The union has stressed that the main issue in the dispute is not wages—college negotiators have offered 12.6 percent over four years—but rather working conditions and the quality of education. The union has demanded improvements to the workload formula so as to allow for smaller classes and more time for students and, most importantly, more full-time instructors. According to the union, classes can have as many as 90 students and up to half of the courses at some colleges are taught by part-time teachers. Part-time instructors receive few or no benefits and have no job security.

Both the New Democratic Party and the opposition Tories criticized the Liberals for not intervening sooner to bring an end to the strike.
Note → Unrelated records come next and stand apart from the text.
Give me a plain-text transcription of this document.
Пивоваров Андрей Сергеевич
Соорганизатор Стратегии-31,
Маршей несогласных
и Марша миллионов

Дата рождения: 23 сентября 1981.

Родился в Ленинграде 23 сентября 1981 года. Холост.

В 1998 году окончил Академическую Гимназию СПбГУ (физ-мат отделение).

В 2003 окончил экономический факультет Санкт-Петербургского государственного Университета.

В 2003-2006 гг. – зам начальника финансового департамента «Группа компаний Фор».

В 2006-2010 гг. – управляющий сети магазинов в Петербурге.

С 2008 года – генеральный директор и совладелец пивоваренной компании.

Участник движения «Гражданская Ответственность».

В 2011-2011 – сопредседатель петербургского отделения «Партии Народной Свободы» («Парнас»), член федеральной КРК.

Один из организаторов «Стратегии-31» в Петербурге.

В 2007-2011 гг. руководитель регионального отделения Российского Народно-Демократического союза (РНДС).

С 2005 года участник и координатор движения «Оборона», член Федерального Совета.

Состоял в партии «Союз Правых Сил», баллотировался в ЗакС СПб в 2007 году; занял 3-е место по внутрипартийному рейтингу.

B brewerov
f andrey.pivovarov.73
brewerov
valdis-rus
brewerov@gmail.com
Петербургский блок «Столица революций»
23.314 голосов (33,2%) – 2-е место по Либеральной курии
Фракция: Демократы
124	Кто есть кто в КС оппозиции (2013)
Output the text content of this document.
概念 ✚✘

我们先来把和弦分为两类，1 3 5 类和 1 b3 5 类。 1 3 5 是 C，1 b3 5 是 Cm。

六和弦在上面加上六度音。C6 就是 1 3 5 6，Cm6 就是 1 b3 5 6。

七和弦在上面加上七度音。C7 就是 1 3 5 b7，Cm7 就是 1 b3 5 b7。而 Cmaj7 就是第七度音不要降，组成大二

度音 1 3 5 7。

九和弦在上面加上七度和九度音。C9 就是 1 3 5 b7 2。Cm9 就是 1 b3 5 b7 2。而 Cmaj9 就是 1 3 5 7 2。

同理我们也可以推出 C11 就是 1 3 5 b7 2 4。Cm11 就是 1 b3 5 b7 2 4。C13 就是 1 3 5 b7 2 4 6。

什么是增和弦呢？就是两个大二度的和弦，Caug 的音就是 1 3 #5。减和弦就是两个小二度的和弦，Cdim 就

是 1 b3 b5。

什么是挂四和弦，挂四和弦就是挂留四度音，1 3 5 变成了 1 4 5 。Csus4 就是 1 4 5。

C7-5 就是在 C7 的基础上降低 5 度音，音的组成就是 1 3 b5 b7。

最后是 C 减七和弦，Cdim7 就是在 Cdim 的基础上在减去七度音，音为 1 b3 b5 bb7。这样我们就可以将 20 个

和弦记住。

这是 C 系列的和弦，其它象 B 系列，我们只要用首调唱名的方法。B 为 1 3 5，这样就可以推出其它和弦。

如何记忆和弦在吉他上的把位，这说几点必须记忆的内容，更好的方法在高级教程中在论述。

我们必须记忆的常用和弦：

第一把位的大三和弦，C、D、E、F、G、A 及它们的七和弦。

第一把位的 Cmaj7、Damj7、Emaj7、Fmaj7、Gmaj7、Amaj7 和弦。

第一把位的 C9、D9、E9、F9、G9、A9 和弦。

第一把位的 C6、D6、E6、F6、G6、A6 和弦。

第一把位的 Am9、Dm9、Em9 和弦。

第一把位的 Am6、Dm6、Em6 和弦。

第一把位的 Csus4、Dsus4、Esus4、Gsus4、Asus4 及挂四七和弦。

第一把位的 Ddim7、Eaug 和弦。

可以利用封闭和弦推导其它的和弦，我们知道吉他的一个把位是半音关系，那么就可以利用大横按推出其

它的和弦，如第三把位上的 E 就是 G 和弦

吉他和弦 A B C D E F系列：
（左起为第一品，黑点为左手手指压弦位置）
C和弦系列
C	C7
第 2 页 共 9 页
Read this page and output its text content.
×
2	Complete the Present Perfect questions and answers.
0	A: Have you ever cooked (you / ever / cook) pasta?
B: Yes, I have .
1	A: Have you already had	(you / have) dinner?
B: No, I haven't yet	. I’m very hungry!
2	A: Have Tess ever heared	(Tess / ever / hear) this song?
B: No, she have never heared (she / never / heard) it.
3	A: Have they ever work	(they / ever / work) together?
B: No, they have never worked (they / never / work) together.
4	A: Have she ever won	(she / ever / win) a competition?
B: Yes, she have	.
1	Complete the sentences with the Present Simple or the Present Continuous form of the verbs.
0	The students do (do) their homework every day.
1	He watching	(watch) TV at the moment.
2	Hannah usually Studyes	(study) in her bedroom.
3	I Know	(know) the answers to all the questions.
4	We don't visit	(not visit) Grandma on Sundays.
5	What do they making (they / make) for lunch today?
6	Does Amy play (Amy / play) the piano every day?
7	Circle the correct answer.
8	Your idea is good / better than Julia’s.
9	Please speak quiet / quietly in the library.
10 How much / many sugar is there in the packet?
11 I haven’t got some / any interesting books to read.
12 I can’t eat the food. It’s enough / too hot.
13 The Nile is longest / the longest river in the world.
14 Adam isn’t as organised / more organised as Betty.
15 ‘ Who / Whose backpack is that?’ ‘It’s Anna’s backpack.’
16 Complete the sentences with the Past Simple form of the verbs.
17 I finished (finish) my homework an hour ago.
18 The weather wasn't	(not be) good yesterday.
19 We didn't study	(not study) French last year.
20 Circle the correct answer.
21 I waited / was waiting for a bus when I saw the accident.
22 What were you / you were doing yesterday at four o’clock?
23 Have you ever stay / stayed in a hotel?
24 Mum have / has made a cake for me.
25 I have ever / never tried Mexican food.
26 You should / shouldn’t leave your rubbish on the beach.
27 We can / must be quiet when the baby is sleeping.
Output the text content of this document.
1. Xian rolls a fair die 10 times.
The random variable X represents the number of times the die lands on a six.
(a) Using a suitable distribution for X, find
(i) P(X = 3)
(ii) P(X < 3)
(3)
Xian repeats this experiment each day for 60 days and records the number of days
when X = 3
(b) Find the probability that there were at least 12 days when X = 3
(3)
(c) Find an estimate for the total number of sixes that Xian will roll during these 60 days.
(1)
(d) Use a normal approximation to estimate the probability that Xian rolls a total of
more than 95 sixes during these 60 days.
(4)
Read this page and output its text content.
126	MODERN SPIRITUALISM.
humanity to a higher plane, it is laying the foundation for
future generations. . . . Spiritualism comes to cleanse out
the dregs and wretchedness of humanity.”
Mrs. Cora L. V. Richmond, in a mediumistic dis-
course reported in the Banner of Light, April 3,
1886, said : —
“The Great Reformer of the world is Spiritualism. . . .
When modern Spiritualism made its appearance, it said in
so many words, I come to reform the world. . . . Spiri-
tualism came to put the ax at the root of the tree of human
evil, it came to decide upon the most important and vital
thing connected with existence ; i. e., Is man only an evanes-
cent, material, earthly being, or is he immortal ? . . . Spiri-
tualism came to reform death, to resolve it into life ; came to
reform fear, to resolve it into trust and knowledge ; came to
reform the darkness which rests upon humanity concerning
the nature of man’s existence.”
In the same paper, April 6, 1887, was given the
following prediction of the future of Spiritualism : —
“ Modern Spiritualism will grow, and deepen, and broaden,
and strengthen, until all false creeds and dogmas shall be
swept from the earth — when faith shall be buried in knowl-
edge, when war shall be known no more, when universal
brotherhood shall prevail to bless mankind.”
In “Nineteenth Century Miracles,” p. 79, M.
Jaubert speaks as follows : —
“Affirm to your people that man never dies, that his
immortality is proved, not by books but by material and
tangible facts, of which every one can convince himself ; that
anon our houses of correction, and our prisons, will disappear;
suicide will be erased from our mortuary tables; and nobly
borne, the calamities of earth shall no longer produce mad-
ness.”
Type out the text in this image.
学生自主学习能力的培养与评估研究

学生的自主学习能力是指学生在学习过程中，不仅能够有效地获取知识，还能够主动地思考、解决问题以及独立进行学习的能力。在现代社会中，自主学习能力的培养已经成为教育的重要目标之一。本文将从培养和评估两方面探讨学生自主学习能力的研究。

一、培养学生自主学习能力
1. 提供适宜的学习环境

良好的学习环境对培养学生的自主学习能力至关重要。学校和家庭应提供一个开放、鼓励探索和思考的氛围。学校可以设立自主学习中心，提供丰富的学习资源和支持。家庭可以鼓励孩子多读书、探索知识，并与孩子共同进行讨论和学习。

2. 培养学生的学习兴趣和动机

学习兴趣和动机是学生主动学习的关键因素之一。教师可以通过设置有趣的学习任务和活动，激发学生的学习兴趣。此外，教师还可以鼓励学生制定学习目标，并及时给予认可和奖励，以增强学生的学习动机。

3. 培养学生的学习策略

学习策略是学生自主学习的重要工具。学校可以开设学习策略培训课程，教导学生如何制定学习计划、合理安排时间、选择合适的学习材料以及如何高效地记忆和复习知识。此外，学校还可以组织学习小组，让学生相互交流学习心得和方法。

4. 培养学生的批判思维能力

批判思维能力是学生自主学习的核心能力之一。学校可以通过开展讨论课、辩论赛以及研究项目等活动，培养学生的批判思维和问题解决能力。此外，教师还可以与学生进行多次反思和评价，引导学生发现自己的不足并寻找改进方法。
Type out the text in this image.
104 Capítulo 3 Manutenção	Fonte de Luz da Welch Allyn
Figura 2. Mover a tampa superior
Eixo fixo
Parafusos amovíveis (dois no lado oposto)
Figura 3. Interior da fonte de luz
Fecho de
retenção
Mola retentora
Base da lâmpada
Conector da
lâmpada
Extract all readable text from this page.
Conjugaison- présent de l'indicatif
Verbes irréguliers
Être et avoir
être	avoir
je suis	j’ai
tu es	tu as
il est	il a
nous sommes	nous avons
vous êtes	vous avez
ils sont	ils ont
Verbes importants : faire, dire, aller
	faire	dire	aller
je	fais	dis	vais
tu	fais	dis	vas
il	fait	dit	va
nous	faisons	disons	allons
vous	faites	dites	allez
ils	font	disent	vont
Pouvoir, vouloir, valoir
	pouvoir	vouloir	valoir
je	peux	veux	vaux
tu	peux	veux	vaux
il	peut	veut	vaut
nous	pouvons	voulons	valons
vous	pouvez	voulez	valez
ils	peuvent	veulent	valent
The strike by OPSEU was called shortly after the Canadian Union of Public Employees (CUPE) called off plans for an Ontario-wide strike of municipal and school board employees to protest changes to the management of their pension plans. At that time, McGuinty took a very aggressive stance, accusing CUPE of preparing to mount an illegal strike and vowing that his government wouldn’t be blackmailed.

The Liberals were elected in October 2003 with the tacit support of the union bureaucracy, which claimed that they would be more friendly to working people and amenable to pressure than the Conservatives. But the Liberals have left the key tenets of the so-called Common Sense Revolution—massive tax cuts for business and the well-to-do, workfare and radically reduced welfare benefits, and antiunion laws—in place.